Custom fasteners made stronger

Jon Lawson

Ben Moskalik presents a look into the edgewinding process 

If you have never heard of edgewound fasteners or are not familiar with the edge winding process,you might want to keep reading. This little known but very interesting process is not even a topic included in the five million+ articles on Wikipedia.

Over the past few decades, innovations in fastener manufacturing processes and technologies have helped shape this industry and the end products they are a crucial component in. Edgewinding is one of those processes that has actually been around for many years and is typically used in manufacturing retaining rings and wave springs.

Edgewinding involves precision forming operations that coil pre-tempered flat wire on edge to create a near-perfect circle. The circular-grain metallurgy produced by edgewinding (top image) manufactures fasteners with strength and stability far superior to that of conventional stamped retaining rings and springs.

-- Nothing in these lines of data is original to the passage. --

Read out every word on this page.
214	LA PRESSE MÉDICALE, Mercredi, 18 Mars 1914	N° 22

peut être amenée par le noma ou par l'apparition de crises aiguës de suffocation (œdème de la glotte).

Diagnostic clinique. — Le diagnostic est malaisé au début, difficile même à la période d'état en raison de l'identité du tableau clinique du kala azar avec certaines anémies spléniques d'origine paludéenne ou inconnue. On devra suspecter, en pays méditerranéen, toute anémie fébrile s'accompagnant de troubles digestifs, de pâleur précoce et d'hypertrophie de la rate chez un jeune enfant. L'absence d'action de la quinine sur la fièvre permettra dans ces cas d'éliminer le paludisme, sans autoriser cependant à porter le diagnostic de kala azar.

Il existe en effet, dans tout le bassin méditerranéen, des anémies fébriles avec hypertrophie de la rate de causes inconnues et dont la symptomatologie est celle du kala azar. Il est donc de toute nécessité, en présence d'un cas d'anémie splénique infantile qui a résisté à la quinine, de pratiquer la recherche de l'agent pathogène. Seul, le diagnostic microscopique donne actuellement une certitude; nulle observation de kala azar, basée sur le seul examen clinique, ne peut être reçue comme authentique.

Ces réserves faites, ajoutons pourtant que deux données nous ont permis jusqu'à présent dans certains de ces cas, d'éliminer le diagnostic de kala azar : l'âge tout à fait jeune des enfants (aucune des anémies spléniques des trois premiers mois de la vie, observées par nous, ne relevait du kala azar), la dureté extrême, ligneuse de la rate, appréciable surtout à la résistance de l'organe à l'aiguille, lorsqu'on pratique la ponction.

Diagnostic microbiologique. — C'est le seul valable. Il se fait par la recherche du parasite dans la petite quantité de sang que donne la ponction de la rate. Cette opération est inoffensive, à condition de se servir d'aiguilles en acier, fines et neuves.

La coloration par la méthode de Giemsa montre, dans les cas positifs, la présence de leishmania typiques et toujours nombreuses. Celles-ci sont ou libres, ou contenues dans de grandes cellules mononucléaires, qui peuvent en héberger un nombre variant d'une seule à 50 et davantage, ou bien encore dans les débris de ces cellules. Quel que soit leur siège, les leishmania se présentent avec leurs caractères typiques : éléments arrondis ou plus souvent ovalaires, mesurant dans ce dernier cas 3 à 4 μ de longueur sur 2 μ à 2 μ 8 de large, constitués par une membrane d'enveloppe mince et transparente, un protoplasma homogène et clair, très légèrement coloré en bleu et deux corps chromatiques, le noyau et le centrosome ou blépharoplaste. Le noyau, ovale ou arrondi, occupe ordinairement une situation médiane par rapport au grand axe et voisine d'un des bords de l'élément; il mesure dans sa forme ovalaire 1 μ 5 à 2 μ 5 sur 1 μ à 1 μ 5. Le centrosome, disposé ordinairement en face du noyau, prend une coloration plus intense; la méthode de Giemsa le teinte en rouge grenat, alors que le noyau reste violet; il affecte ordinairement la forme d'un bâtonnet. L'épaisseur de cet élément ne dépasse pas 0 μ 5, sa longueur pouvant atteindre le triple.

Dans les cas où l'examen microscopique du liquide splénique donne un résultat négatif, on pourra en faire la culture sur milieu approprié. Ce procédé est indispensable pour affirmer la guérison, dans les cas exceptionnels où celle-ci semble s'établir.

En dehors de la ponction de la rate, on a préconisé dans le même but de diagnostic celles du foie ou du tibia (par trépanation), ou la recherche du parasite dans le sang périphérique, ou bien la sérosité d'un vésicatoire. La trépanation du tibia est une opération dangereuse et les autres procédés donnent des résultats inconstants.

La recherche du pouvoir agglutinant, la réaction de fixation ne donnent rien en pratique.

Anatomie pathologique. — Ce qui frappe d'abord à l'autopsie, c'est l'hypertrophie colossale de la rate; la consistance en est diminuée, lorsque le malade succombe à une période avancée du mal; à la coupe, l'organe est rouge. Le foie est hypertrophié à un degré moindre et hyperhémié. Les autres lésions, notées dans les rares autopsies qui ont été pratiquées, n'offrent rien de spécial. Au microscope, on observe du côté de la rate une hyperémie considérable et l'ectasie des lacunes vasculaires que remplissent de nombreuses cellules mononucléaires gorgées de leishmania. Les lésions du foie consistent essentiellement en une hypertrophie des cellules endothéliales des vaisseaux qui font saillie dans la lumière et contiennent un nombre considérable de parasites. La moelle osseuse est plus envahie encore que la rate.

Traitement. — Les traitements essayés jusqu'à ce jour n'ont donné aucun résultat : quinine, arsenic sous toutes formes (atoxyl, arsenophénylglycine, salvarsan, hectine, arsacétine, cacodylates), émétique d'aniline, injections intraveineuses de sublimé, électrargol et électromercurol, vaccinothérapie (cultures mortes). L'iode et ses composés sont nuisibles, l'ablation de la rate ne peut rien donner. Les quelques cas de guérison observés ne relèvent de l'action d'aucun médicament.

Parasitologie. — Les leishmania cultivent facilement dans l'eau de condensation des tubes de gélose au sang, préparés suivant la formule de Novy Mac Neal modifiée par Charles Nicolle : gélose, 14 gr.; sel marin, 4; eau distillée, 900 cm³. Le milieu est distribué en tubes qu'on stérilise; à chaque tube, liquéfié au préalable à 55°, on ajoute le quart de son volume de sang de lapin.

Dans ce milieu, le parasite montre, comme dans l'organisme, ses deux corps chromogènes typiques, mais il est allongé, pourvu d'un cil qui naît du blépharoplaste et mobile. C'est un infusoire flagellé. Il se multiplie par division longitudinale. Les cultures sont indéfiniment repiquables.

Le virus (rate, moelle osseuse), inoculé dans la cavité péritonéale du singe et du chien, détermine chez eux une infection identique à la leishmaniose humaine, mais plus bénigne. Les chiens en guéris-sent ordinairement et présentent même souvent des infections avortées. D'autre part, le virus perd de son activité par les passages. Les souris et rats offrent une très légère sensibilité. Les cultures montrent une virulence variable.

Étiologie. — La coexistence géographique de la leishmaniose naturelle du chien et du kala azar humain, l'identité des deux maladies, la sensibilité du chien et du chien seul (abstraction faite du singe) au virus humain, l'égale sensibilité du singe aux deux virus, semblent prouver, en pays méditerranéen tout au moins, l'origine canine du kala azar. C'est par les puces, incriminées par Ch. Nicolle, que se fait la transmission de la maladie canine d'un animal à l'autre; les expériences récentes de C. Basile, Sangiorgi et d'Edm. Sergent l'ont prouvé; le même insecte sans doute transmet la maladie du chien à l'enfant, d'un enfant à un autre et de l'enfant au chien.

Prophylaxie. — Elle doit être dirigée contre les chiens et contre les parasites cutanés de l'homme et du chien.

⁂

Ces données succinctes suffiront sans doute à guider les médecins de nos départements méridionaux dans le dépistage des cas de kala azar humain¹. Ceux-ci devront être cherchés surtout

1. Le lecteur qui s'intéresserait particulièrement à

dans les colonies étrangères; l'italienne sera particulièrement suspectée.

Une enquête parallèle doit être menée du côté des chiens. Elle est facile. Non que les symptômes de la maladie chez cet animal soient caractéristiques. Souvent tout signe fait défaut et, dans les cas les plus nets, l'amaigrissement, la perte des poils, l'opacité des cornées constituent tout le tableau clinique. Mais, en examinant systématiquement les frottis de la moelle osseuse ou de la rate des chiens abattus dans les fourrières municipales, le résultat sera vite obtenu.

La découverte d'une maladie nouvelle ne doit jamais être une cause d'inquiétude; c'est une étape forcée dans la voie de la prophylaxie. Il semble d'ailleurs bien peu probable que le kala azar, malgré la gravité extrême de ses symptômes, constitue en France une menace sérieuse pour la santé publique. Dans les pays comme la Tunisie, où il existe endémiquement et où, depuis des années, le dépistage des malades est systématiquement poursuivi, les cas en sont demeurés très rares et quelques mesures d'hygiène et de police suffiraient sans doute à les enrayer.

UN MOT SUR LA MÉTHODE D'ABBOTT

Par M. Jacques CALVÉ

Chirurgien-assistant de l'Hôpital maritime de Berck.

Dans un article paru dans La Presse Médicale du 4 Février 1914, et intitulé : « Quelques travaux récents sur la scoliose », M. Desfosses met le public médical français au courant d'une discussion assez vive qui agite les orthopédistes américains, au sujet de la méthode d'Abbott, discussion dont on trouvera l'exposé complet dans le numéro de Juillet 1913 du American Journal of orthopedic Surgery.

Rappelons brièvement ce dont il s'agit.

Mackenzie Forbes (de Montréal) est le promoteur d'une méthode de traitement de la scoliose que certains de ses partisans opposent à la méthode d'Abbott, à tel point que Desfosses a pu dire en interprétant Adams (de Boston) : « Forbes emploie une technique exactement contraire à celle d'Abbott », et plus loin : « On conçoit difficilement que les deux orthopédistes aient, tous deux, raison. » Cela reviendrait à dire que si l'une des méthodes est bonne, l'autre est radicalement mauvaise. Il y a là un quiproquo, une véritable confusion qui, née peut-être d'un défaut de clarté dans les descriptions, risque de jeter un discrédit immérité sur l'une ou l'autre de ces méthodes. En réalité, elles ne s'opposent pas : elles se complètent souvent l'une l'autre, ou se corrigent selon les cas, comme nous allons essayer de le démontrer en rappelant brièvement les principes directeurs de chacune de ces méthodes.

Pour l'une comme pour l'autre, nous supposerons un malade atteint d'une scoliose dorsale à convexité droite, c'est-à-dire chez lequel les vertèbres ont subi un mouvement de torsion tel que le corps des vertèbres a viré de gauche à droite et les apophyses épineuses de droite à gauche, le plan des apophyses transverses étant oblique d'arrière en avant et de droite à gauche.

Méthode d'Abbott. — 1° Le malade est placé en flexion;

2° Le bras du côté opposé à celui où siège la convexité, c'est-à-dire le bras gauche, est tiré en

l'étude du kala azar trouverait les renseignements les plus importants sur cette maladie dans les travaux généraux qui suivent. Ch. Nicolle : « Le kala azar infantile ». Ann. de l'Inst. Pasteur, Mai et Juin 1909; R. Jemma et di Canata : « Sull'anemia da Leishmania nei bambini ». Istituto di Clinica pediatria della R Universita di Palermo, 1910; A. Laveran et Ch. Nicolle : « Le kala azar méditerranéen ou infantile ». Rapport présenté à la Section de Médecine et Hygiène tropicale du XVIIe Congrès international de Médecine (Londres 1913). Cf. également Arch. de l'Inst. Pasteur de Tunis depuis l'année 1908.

Developing the machinery and operational team it takes to successfully implement this process is no easy feat. Most retaining rings and wave springs are stamped; produced simply by stamping the part through the metal grain (as shown in bottom image).

There are three key benefits that make edgewound retaining rings and wave springs a better solution than stamped parts.

The first benefit is limited material waste. Edgewound rings and springs can be coiled to specification in various diameters and numbers of turns – layers or coils – so there’s no material waste. This allows for the economical production of stainless steel and other exotic alloys.

Superior strength is another benefit. Edge- coiled fasteners make for rings and springs with 

metal crystallites having long axes going with the circumference. This is in contrast with stamping parts from flat sheet metal, which makes the grains going straight through the part – a less resilient material.

Quicker prototypes is the third key benefit. Edgewinding, also known as the No-Tooling-Cost process gives manufacturing flexibility that allows them to make fine adjustments to a custom part quickly and efficiently. This allows customers to have production- grade samples for prototype testing faster than they thought possible.

Edgewound fasteners allow engineers to design components with endless possibilities in dimension, all with a quick turn-around time and superior quality.